Should Manchester United legend Ryan Giggs be winning all these awards?

(An article by Hugo Saye.)

Ryan Giggs is indisputably one of the greatest players in the history of the Premier League. His record of 11 League titles, four FA Cups and two European Cups is unrivalled, and he was named in the PFA’s Team of the Century in 2007. Indeed, in the red half of Manchester his name has even become its own adjective whereby, like the player himself, the very best things can be described as “Giggs.” Perhaps most impressive of all is that he is the rarest of all beings: a Manchester United player who receives not abuse but admiration from rival fans. A record breaking player on the pitch and a gentleman off it.

However, this year we seem to have seen achievement bow to sentiment in the handing out of the PFA Player of the Year and now BBC Sports Personality of the Year awards. I don’t think there is anyone who would argue that Giggs’ remarkable career warrants some form of recognition, but these presentations have been the wrong kind. The purpose of both awards is to recognise those who have had an exceptional year, not necessarily an exceptional career. 

Although it was extensively discussed at the time, it’s worth considering the PFA award again. While Manchester United picked up their third consecutive league title this year, Giggs himself started just 12 games in that triumph, with another 16 substitute appearances. The fact that he contributed just two goals over the campaign further suggests that his influence on United’s success, while important, was relatively modest. Of course there is far more to good football than simply good statistics, but it is hard to argue that Giggs was the most significant player even within his own team when confronted with those numbers, let alone the entire league.

His team mate Nemanja Vidic had a terrific season and looked certain to receive the honour until Fernando Torres cast that into doubt by humiliating the Serb throughout that astonishing 4-1 defeat to Liverpool at Old Trafford. Despite that game, few would say that he was less crucial to United’s title win than Giggs, and the same could be said for fellow United players Cristiano Ronaldo, Wayne Rooney and Edwin van der Sar.

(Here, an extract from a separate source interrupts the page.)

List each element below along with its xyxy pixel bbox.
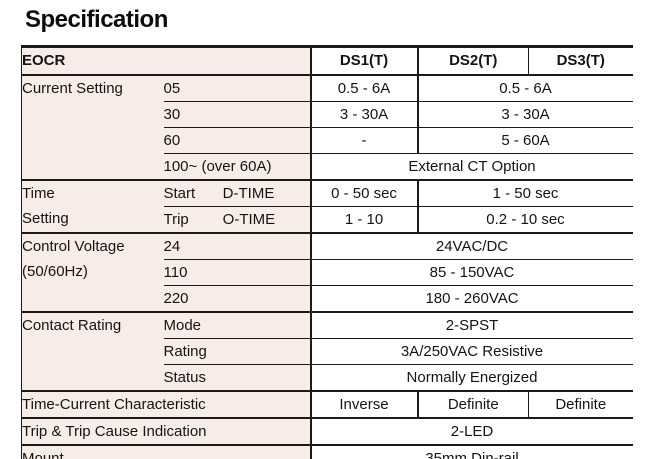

Elsewhere, Steven Gerrard was superb all season, dragging what now appears a fairly ordinary Liverpool side to the brink of their first league title in nearly two decades. Alongside him at Anfield, the two Spaniards Torres and Xabi Alonso were also tremendous, with one’s finishing as inspirational as the other’s passing. Nicolas Anelka revelled in the support of then-Chelsea manager Luis Scolari and picked up the Golden Boot with 19 league goals, while Ashley Young and Steven Ireland both performed above expectations but were really battling it out for the Young Player award. Certainly then that Giggs was decreed the best player in the Premier League last season was strange, but surely not as strange as his BBC award on Sunday night.

The Sports Personality of the Year award is voted by the public so this is no criticism of the BBC, just as I intended no criticism of the PFA as an organisation, but has Giggs really had a better sporting year than Jenson Button, Jessica Ennis or David Haye? While Giggs played a supporting role in his team’s domestic achievements, those three have all become World Champions in their respective fields, as have Beth Tweddle, Phillips Idowu and Tom Daley, while Andrew Strauss captained Enlgand to the Ashes and Mark Cavendish and Andy Murray have scaled heights previously unknown to British athletes on the world stage.

Giggs himself appeared as surprised as anyone at his winning of the award, a further compliment as to the modesty of his character, because he was most likely aware that it is very difficult to argue that his year really holds comparison with those of his fellow candidates. Of course, this is the year he won a record 11th league title but that is testament to his career and his team mates more than his personal contributions to 2009.

Undoubtedly Giggs deserves recognition, but this would be far more appropriate in the form of a career achievement award when the time comes for him to hang up his boots. The doe-eyed voting for this year’s awards has seen more deserving candidates miss out on the praise they have earned, and perhaps in future we should vote with a little more perspective to ensure that it is the best man who wins, not the most decorated veteran.